As a consequence, despite the genetic divergence between Beringia and Hokkaido, our study indicates that alpine populations of P. caerulea in Hokkaido plausibly connected with Beringia following the range expansion during the last glacial period. This scenario is congruent with previous inferences made on other tundra shrub species (Cassiope lycopodioides) (Ikeda et al., 2014a) and on an arctic–alpine perennial herb (Arabidopsis kamchatka) (Shimizu-Inatsugi et al., 2009). However, this scenario is not congruent with an inference on another snow-bed herb, P. cuneifolia, in which a uniquely diverged haplotype implies persistence of isolated populations in Hokkaido (Fujii et al., 1999). Although further comparative phylogeography is necessary for a broad conclusion on the biogeographic relationship between Beringia and Hokkaido, this study provides insight into the population dynamics of alpine populations of arctic–alpine plants in East Asia. Notably, without estimating the evolutionary history underlying the genetic structure, the observed pattern of genetic divergence would support the alternative scenario of a history of prolonged isolation of the populations in Hokkaido. Thus, our study emphasizes the importance of careful consideration of the influence of evolutionary history on the genetic structure for phylogeographic inference.

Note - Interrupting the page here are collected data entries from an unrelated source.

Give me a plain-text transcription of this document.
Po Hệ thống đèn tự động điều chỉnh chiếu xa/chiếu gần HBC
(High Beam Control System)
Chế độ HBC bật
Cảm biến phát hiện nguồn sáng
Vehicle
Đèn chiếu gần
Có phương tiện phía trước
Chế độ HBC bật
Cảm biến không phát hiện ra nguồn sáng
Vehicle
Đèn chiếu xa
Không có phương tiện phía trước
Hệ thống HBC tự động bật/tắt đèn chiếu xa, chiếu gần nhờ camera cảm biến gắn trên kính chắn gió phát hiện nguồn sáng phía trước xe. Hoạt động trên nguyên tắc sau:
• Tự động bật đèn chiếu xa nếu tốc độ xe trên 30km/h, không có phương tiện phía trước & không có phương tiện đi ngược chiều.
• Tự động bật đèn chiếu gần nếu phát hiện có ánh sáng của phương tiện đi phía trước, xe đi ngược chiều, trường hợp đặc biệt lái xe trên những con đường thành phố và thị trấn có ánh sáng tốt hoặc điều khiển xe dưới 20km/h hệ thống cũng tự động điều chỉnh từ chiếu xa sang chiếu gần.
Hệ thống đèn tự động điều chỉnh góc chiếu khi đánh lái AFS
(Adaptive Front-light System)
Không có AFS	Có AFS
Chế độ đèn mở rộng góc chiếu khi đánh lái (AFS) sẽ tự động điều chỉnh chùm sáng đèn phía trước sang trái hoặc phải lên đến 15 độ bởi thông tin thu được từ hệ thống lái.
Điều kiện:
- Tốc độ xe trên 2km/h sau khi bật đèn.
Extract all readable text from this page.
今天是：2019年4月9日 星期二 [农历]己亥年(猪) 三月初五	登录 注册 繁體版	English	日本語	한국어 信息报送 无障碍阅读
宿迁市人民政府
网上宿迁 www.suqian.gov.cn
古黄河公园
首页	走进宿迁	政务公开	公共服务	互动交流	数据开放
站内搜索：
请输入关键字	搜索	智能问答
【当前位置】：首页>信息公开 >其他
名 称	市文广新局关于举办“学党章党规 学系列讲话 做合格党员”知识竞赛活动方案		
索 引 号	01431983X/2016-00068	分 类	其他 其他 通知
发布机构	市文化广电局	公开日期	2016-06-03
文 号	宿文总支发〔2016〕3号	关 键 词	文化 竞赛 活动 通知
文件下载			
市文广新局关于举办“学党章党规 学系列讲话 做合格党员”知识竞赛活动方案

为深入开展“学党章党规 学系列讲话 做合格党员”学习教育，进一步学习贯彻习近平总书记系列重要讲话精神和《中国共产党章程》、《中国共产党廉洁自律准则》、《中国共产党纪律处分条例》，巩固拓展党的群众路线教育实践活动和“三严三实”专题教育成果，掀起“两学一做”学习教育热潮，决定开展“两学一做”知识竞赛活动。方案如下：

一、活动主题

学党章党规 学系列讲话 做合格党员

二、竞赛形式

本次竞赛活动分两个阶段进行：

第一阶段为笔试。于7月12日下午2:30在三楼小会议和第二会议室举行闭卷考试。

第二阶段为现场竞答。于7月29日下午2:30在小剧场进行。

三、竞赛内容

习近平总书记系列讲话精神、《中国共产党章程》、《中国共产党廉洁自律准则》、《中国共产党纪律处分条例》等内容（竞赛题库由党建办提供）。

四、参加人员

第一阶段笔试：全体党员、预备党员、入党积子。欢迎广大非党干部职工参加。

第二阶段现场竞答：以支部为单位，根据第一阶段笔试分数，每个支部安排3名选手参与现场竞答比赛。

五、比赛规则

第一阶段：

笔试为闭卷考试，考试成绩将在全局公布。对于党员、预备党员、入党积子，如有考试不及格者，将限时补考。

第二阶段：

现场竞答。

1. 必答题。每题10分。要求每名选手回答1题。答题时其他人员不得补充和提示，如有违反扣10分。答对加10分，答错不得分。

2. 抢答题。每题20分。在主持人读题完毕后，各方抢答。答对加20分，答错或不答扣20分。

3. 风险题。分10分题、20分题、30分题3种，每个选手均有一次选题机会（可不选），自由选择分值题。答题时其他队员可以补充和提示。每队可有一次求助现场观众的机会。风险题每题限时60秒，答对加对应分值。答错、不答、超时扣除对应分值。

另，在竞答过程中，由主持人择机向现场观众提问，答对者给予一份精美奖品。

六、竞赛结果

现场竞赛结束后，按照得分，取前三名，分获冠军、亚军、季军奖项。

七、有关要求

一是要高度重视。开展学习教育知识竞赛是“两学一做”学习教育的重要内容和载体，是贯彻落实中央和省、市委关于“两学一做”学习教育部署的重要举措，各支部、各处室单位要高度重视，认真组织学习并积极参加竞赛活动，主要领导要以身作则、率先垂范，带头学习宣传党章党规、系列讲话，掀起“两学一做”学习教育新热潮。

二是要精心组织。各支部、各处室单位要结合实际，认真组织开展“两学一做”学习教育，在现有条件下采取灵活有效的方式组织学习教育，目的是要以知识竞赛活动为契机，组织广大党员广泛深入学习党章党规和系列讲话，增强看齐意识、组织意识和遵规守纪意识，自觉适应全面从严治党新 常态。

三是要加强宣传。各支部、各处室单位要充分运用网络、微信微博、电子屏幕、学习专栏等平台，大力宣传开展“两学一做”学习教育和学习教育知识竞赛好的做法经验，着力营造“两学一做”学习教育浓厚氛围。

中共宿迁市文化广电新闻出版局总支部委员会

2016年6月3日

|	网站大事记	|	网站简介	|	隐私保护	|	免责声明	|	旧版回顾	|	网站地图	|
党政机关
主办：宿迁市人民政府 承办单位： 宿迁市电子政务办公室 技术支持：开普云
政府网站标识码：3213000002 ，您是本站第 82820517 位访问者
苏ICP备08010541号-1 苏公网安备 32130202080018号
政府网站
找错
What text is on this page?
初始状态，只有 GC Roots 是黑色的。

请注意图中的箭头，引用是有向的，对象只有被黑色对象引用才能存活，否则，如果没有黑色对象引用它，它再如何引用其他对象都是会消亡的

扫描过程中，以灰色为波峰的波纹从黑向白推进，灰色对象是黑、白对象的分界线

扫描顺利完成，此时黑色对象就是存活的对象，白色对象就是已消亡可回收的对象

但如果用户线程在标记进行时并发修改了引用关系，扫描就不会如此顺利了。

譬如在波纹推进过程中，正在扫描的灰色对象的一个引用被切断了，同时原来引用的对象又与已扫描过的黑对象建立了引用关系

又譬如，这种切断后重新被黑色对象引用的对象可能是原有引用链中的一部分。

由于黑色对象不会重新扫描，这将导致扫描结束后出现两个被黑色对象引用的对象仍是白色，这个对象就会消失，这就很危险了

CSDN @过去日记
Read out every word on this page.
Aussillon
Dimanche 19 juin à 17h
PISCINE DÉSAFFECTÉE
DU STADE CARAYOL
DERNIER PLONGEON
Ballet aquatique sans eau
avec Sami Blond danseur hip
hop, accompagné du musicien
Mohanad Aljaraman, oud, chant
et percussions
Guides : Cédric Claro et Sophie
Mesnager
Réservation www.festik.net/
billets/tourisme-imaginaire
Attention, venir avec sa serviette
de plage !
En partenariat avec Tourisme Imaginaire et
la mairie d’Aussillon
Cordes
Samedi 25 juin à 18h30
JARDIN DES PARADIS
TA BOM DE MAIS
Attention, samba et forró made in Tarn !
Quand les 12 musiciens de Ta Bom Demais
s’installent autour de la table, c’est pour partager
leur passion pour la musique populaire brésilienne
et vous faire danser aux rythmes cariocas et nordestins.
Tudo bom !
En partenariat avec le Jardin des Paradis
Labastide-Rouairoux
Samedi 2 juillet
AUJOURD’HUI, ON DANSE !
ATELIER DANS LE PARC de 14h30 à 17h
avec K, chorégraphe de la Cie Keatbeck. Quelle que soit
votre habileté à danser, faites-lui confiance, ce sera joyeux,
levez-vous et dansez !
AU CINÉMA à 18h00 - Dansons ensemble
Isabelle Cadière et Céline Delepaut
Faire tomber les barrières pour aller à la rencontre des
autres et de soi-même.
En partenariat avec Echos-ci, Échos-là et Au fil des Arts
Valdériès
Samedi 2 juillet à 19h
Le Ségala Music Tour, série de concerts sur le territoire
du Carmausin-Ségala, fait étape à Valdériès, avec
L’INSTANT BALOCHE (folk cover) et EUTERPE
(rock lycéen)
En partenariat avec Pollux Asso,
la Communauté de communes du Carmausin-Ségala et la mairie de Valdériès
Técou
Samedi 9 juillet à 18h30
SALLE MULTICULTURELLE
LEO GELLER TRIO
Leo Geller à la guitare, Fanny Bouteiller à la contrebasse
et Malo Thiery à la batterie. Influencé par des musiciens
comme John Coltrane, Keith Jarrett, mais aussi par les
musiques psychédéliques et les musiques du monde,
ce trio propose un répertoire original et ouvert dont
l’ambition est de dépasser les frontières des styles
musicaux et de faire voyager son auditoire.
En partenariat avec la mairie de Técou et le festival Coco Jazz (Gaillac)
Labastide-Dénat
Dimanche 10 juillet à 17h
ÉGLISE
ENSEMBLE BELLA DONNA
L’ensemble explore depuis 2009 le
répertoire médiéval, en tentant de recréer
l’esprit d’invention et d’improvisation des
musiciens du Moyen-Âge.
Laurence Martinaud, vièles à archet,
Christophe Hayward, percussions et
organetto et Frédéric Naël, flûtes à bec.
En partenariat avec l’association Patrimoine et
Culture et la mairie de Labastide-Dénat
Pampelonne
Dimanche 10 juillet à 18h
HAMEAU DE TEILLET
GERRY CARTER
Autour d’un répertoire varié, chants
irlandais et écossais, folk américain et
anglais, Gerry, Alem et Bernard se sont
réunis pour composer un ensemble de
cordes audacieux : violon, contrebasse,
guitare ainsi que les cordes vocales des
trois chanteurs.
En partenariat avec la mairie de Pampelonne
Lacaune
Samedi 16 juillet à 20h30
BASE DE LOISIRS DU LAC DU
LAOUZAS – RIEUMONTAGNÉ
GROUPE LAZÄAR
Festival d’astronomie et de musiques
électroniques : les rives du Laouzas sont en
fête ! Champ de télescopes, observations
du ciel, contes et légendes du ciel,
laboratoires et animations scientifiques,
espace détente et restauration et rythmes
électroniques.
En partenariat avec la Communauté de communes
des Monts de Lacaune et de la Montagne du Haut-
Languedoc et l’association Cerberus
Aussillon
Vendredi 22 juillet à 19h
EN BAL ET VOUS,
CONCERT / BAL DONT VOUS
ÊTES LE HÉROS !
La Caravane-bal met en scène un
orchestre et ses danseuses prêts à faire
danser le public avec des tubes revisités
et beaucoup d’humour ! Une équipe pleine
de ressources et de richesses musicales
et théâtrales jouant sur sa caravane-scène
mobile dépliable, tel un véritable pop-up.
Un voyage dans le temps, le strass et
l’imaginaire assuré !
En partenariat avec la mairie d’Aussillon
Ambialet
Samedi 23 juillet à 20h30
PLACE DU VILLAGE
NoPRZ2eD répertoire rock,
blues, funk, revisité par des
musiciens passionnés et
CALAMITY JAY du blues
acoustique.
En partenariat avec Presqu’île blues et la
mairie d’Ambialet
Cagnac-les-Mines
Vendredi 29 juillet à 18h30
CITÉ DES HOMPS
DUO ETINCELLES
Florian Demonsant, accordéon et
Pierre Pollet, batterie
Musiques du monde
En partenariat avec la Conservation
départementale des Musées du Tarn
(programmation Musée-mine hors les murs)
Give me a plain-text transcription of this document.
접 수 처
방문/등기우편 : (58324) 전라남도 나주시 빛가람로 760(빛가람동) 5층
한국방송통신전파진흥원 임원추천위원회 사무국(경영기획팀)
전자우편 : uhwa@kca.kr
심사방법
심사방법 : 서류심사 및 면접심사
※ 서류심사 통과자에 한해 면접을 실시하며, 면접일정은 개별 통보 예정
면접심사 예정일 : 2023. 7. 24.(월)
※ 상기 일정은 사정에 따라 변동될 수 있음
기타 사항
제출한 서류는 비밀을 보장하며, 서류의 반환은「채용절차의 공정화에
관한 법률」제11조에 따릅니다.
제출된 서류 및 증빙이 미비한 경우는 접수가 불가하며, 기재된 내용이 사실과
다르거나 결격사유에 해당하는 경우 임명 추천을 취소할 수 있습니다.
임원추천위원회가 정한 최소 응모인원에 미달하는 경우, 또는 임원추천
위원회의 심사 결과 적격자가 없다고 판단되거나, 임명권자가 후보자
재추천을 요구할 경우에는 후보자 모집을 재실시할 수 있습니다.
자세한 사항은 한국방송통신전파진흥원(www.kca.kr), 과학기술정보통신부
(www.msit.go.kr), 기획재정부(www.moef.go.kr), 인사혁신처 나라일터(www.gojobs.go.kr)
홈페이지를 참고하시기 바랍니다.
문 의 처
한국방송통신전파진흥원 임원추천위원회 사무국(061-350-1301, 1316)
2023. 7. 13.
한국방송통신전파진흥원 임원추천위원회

Impacts of introgression on the evolution of P. caerulea in East Asia

The lineage of P. caerulea in which introgression from P. aleutica has occurred grows in wetter climates than the lineage having no footprint of introgression (Figure 3). Although global climate data sets, as used in this study, imperfectly represent the habitats of alpine plants (Körner, 2003), the difference in precipitation may be relevant to the ecological feature of the snow-bed inhabiting P. caerulea, where the amount of snowfall has crucial impacts on its phenology (Kasagi and Kudo, 2003). Indeed, P. caerulea exclusively occurs in drier interior part of Alaska, whereas P. aleutica occurs in wetter coastal areas around the Pacific Ocean (http://arctos.database.museum/). According to this difference in geographic distributions, P. aleutica might favour a wetter climate than P. caerulea. As introgression of adaptive traits has long been suggested to be an important factor in plant evolution (Anderson, 1949), some traits with an adaptive advantage in a wetter climate might be transferred from P. aleutica to P. caerulea. Future investigations could provide insights into the evolutionary forces that have maintained the genetic structure resulting from introgression.

Data archiving

All newly determined sequence data have been deposited in GeneBank and their accession numbers are cited in Supplementary Table S1.